Por: Aída Hernández Castillo Salgado

Há dez anos seria impensável falar da existência de um feminismo indígena no México, no entanto, a partir do levantamento zapatista iniciado em 1 º de janeiro de 1994, podemos ver surgir no âmbito nacional um movimento de mulheres indígenas que está lutando em diversas frentes. Por um lado, as mulheres indígenas organizadas uniram suas vozes ao movimento indígena nacional para denunciar a opressão econômica e o racismo que marca a inserção dos povos indígenas no projeto nacional.  Ao mesmo tempo estas mulheres lutam no interior de suas organizações e comunidades para mudar aqueles elementos da tradição que as excluem e as oprimem.

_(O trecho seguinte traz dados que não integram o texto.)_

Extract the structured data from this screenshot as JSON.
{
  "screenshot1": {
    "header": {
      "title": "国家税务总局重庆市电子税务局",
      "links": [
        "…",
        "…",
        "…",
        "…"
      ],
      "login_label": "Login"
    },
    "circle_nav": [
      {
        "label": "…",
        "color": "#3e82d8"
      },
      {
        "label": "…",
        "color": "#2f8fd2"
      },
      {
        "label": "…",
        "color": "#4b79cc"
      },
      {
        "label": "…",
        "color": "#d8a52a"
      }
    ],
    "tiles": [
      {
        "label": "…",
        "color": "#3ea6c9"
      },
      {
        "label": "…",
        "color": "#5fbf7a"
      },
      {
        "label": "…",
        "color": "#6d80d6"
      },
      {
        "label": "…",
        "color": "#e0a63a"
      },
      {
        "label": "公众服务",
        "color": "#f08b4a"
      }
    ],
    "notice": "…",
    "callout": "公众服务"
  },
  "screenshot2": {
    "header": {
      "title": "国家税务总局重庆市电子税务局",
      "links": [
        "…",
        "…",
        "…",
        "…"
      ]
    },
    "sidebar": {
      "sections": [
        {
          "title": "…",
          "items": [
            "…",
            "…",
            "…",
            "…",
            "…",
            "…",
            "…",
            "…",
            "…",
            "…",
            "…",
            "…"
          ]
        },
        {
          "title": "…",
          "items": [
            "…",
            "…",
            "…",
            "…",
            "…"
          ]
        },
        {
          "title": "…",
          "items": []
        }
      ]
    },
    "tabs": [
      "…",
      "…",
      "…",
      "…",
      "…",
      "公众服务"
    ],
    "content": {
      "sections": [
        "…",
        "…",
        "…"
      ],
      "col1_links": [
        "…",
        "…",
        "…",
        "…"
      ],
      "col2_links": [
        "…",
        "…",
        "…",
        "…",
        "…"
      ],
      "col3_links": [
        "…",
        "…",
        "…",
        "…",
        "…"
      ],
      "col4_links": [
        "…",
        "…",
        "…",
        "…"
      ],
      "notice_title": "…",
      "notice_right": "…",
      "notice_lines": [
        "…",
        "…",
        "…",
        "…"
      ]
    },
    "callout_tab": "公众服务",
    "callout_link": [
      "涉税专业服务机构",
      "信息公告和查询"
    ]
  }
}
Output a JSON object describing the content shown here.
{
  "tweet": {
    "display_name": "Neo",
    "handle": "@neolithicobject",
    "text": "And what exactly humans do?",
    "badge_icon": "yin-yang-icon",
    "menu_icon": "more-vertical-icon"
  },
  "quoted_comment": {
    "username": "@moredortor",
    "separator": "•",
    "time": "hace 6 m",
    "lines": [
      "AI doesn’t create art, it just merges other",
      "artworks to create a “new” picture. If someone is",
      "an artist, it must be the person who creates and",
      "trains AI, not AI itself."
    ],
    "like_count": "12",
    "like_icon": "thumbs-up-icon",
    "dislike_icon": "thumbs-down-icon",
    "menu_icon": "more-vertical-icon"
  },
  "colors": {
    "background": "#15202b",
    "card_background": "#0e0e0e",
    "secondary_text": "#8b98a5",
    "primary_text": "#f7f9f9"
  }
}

As demandas destas mulheres e de suas estratégias de luta nos levam a considerar esta luta como o surgimento de um novo tipo de feminismo indígena, que mesmo coincidindo em alguns pontos com as demandas de setores do feminismo nacional, têm ao mesmo tempo diferenças substanciais.

O contexto econômico e cultural em que as mulheres indígenas foram construindo as suas identidades de gênero marca as formas especificas que tomam suas lutas, suas concepções sobre dignidade da mulher e suas formas de fazer alianças políticas. As estratégias de lutas destas mulheres estão determinadas pela sua identidade de etnia, de classe e de gênero. Elas preferiram incorporar-se à luta do seu povo, criando ao mesmo tempo espaços específicos de reflexão sobre as suas experiências de exclusão como mulheres e como indígenas.